Maybe he should tell that story to Aylin, maybe she would find it interesting, although he doubted that a girl like her, so educated and sophisticated would find interest in such things as love and loss. It would probably be more fitting to tell her some of what he had seen and lived through in prison for twenty years, the longest of his life yet somehow the shortest, too, almost as if he had only lived for the first twenty. He realized then that he didn’t know a lot about Aylin either, other than by things he’d heard here and there. She was eighteen years her junior and she spoke Kurdish fairly well; he knew that because that was the language they’d speak together. He’d heard some people in the Kurdish Center say that her father had fallen martyr in the mountains of Kandil, and that she had moved to France with her mother when she was only a couple of years old. When he had wanted to double-check that information with Birgül xanim, though, she had been very reticent, saying she found it outrageous for a forty-something-year-old man to have an interest in a twenty-something young woman. “That was the way things were done before, birêz Ismail,” she’d said. “We know better now.” He said nothing, not even attempting to explain. After all, how could he? He himself had a hard time understanding that maybe and just maybe he was still that wounded twenty-year-old that had entered that prison in Erzincan all those years ago.
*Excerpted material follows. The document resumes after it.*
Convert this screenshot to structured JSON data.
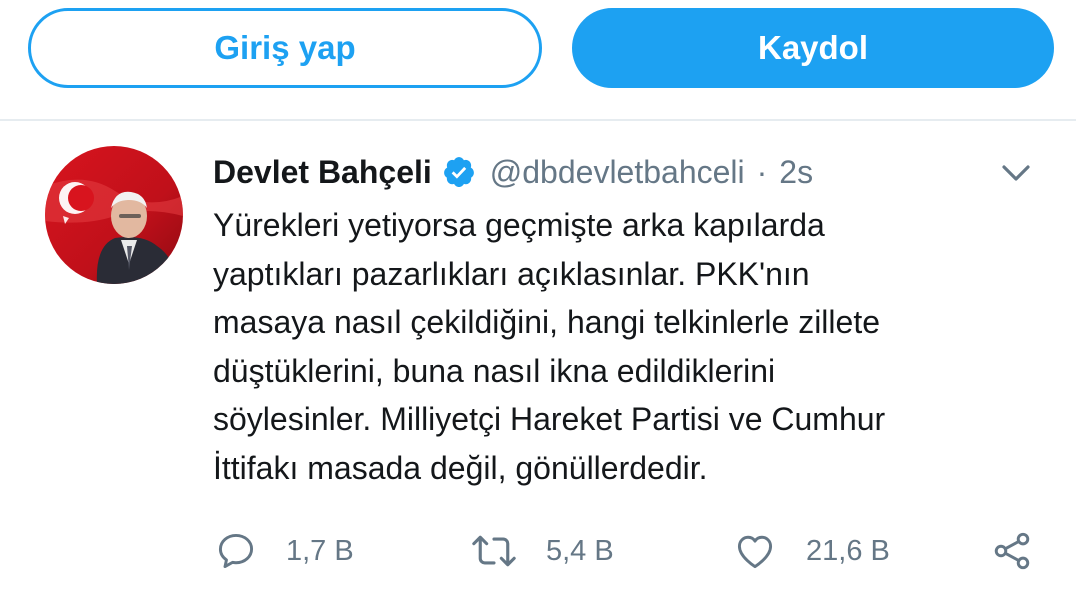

He stood across from the building where Aylin took her Tuesday class, and he waited. And waited. Then, he heard an infectious laugh in the distance and when he looked at the door, he saw it open right on time for three girls to emerge, books in hand, laughing with such liveliness that it ignited something in him. And then, he saw it. It was there, all over her face. Aylin’s laughter, the way her face lit up, even the sound, everything took him back to that cold night outside of the library. It was her, it was Nurcan. And when she saw him there, waiting, Aylin looked at him and stopped laughing, giving him a wide smile instead as she waved her friends goodbye.

“Ismail, you came,” she said, bringing him into a hug, but he was frozen in place, unable to react.

“You…you…” it was all he was able to get out of his mouth.

“Look, I know I said we could go for some tea but I think I have better plans. I have been looking at your file for quite a while and, if it’s okay, I thought you might want to come by my house. There’s someone I know you’d like to meet.”